Aberdeen Asset Management pays £85m for RBS fund assets

Aberdeen Asset Management pays £85m for RBS fund assets
The businesses acquired from Credit Suisse mid year are now fully integrated into the group and are delivering on their considerable potential
Martin Gilbert, Aberdeen’s chief executive
Aberdeen Asset Management has announced today it is paying £84.7 million for nearly half - £13.5 billion – of the asset management business of Royal Bank of Scotland, as the troubled bank rescued by the taxpayer continues to shrink.

The move is the latest in a series of deals by Martin Gilbert, Aberdeen’s chief executive, who has been using the financial crisis to aggressively buy up rival asset management businesses during.

In November, the Scottish group, capitalised at about £1.4 billion, agreed to pay about £5 million for the contract to manage Bramdean Alternatives, the listed funds of funds investment vehicle with about £130 million in assets set up by Nicola Horlick.

Aberdeen said at the time it would use Bramdean as a stepping-stone to building up alternative private equity and hedge fund assets.

The RBS deal follows almost exactly a year after Aberdeen agreed its £300 milion purchase from Credit Suisse of £35 billion of long-only equity funds for 240 million shares, giving Credit Suisse a 24 per cent stake.

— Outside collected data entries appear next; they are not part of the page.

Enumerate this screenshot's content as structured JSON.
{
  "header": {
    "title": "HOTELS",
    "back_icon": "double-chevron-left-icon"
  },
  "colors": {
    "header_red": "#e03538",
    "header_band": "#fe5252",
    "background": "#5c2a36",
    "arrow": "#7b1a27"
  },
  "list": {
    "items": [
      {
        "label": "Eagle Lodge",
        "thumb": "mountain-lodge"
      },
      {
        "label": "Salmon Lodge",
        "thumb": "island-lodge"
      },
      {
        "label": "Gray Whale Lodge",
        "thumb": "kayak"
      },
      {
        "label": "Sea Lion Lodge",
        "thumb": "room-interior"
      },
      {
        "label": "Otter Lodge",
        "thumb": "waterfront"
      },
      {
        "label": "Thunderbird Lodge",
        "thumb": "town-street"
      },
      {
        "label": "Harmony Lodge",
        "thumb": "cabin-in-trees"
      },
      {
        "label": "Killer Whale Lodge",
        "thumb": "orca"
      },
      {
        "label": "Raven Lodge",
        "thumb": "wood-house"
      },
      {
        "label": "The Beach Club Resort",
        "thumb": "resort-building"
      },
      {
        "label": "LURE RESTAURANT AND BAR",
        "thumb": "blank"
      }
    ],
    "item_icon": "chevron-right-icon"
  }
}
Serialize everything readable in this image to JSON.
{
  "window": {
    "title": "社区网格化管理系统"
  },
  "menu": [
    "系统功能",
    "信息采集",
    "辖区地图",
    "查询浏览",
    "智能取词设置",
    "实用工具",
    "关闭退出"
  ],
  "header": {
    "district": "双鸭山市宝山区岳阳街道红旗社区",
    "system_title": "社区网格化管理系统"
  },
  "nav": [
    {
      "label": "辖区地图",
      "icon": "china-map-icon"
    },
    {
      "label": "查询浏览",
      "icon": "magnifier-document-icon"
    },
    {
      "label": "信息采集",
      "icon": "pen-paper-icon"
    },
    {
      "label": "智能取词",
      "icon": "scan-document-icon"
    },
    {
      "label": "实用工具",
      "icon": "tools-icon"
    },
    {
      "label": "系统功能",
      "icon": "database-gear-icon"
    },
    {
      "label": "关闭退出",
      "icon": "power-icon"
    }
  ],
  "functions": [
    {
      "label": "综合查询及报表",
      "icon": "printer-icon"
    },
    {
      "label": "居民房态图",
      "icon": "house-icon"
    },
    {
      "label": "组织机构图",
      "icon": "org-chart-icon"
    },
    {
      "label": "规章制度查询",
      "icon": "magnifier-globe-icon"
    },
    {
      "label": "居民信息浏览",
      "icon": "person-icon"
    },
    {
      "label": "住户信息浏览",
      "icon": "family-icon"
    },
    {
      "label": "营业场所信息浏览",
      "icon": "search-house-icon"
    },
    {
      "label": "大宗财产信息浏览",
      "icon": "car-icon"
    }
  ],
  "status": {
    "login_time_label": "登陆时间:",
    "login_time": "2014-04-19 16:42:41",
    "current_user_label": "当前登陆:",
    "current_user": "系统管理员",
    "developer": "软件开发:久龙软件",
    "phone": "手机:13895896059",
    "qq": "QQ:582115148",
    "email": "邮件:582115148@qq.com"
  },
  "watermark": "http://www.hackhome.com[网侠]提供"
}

That acquisition took Aberdeen’s assets under management to about £130 billion.

Aberdeen also secured an agreement to distribute funds via Credit Suisse’s private bank and the RBS deal is likely to be designed on the same basis.

However, it is understood that Gilbert is now keen to expand into US equity management and might want to bulk up money market funds bought from Credit Suisse to achieve economies of scale.

In a statement released to announce the deal today Mr Gilbert said: “The businesses acquired from Credit Suisse mid year are now fully integrated into the group and are delivering on their considerable potential.”

In a trading statement today, Aberdeen said it had £144.1 billion of assets under management at the end of last year, which is 1.4 per cent lower than at the end of September. Gross new business for the final quarter totalled £9.6 billion but redemptions – investors cashing out of the funds - for the same period were £12.2 billion.

The RBS arm still has around $44 billion of assets under management, including money market funds and a portion of third-party assets run on behalf of Coutts, RBS’s private banking unit. It has annual revenues of £22 million and made an operating profit of £10 million last year.

RBS is expected to sell the remainder of its funds business separately, possibly to private equity.